Regarding compliance with HIPAA requirements, this should not only apply to the physical security of the facility, but also on technical and policy issues. This includes all employees have to use their key fobs or biometrics when accessing EPHI, or even installing software to prevent the transfer of data.

Maintenance records

Primarily, this involves a detailed account of any changes or servicing/repair works to the security system components. Additionally, the individuals / entities contracted to do the work.

It should also include a list of all employees in the facility, as well as their designations.

You can then use the maintenance records as proof of your compliance with HIPAA security safeguards requirements.

4Workstation use

According to HIPAA requirements, you should implement policies and procedures that specify the proper functions to be performed. This includes how to perform those functions and the physical attributes of the surroundings of a specific workstation or class of workstation that can access Electronic Protected Health Information (EPHI).

That seems like a lot.

Simply, you should have a raft of policies and procedures regarding how you use workstations in your facility. This includes who gets to access your workstations, as well as a bit of proper planning on how to install the various workstations, i.e. all monitors should be facing away from public view, or setting the workstations to log out after a short period of inactivity.

However, you implement this, the overall objective is to secure EPHI within your facility.

5Workstation security

As a “protected entity” you require physical safeguards in place for all workstations in your facility.

The term “workstation” refers to any device, i.e. desktop computer, laptop, tablets, etc. that is/can be used to access Electronic Protected Health Information (EPHI).

In compliance with this requirement, this means having a sound and robust access control component in your security system. This means the use of biometrics, key fobs, etc. to secure your facility as well as in authorizing the use of workstations.

This takes the form of policies such as prohibiting employees to enter the facility with portable storage devices or in extreme cases where confidentiality is prioritized, the use of smartphones may be prohibited in the facility with EPHI.

6Device and media controls

Disposal (Required)

According to HIPAA specifications, as a firm you need to implement policies and procedures to address the final disposition of Electronic Protected Health Information (EPHI) and/or the hardware or electronic media on which it is stored.

What does this mean?

You must destroy all EPHI that may be on hardware or electronic media used for storage in such a manner that it cannot be accessed, before you dispose of the equipment.

If the EPHI records happen to be on paper, you can either burn, shred or even pulp the papers. All EPHI records need to be destroyed and cannot be accessed.

Media re-use (Required)

Before re-using any electronic media, be it repurposing to other departments or selling them, you must have a policy in place to remove or destroy all EPHI records in the electronic media.

Accountability (Addressable)

You should always keep a record of all your firm’s electronic media and hardware. Record when and how they are moved between departments as well as a detailed of all employees/individuals assigned with each electronic media and hardware.

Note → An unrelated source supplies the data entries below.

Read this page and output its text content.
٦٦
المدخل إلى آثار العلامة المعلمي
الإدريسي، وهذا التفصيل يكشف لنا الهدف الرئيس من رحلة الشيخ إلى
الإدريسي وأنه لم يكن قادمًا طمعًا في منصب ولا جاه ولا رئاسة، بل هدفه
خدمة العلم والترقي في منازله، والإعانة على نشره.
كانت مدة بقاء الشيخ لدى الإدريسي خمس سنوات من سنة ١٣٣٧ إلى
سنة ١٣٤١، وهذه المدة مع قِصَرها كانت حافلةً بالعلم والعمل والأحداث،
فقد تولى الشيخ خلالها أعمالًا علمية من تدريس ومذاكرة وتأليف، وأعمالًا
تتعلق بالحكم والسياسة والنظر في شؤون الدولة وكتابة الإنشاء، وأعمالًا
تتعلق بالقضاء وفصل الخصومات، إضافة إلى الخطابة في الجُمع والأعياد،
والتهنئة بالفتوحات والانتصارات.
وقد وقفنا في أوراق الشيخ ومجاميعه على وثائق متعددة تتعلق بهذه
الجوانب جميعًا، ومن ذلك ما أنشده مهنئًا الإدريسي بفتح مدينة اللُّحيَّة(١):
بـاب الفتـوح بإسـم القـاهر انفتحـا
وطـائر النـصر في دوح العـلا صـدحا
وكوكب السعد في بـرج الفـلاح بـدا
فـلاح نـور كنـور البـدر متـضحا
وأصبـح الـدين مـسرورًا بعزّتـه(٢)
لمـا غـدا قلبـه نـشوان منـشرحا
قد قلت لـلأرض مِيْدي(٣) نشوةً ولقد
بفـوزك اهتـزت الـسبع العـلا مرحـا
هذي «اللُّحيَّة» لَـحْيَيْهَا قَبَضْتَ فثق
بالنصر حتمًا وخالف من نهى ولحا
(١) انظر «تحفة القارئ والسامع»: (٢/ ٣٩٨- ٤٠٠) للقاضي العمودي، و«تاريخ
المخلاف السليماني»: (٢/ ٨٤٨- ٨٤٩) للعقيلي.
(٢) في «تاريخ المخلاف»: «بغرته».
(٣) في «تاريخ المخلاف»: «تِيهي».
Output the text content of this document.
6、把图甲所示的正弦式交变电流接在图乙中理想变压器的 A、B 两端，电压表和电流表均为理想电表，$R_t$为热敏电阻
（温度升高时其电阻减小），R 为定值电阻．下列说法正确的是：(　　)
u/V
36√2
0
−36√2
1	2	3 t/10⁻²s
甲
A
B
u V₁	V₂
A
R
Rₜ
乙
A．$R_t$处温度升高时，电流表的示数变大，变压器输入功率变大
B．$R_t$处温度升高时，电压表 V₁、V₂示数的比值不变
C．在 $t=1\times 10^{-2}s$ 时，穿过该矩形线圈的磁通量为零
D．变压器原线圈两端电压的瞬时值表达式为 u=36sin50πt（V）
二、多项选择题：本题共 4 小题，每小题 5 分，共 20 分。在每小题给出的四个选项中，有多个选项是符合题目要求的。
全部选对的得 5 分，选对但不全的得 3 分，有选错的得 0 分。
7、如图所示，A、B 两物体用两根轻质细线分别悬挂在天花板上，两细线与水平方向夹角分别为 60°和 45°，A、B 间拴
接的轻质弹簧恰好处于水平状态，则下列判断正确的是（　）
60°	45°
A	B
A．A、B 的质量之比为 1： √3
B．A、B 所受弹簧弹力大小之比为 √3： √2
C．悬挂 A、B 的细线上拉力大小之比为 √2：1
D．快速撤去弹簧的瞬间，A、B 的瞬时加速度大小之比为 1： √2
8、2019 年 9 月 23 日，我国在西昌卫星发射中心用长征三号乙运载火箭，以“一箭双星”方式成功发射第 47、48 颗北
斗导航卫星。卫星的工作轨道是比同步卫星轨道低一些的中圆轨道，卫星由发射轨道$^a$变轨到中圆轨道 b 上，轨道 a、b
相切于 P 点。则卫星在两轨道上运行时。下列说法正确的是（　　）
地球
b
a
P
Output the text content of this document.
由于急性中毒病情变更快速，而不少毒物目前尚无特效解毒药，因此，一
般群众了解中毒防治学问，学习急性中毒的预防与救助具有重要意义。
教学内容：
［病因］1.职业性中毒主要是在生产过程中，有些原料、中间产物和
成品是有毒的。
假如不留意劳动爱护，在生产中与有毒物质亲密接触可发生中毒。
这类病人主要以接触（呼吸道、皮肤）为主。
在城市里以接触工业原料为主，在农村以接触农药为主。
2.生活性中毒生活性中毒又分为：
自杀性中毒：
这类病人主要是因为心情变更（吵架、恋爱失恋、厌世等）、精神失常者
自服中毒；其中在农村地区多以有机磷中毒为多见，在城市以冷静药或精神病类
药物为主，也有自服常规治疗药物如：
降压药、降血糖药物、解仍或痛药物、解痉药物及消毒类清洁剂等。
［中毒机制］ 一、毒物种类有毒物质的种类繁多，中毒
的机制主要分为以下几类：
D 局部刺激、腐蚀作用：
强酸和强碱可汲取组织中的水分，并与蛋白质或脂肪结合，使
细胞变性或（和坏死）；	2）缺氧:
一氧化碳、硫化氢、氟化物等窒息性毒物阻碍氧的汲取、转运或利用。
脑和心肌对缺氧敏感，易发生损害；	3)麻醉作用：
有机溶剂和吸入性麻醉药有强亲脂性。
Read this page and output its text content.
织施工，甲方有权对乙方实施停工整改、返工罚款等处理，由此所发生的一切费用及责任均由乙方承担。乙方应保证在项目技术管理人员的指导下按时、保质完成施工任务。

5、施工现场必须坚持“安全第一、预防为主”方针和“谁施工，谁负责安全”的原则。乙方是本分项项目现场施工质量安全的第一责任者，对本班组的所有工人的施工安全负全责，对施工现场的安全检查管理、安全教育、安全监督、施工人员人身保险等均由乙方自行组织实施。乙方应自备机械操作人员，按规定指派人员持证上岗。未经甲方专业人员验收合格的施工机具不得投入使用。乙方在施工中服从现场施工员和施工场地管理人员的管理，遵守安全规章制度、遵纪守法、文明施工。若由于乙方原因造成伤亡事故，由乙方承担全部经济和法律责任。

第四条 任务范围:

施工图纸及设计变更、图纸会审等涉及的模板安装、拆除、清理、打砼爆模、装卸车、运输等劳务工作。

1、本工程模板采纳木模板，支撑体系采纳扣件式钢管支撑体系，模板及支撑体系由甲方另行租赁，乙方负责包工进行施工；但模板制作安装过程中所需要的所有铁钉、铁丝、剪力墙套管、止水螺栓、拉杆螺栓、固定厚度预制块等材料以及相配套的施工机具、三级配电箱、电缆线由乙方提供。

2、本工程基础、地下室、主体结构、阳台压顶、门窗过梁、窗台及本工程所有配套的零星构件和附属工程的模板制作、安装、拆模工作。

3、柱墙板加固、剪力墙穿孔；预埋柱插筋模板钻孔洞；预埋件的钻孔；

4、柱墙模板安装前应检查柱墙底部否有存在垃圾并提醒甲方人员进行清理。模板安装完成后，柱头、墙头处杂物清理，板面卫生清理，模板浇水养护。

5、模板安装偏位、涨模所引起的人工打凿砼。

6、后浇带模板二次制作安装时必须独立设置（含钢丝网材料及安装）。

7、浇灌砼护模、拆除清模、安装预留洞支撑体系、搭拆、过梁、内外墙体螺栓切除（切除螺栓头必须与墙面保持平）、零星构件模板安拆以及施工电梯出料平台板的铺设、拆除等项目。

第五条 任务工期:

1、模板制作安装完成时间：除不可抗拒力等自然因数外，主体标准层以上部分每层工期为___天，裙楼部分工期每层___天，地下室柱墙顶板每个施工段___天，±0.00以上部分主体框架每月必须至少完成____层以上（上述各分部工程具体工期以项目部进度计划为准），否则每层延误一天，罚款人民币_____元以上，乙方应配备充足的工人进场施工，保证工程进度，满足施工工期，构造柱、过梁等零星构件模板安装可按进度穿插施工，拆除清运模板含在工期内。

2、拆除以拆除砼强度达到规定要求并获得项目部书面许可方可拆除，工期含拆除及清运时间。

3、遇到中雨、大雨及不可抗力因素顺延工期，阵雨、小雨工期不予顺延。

Data backup and storage (Addressable)

To deal with unforeseen risks, you should create an exact copy of EPHI in your facility and when necessary, be able to retrieve the copy and restore the data that may be lost.

The offsite data-backup center must be properly secured as the main facility to prevent unauthorized access to EPHI

7Conclusion

Knowing what is the purpose of physical security safeguards and knowing how to mitigate the risks around it, is highly important.

Now that you know what it is and the reason for it, why don’t you try being compliant with HIPAA regulations?

As for the requirements designated as “required”, this means the regulation must be enforced.

As for the “addressable” designation, this implies a firm has the flexibility to either apply the requirement, and if it sees fit, the firm may choose not to implement it.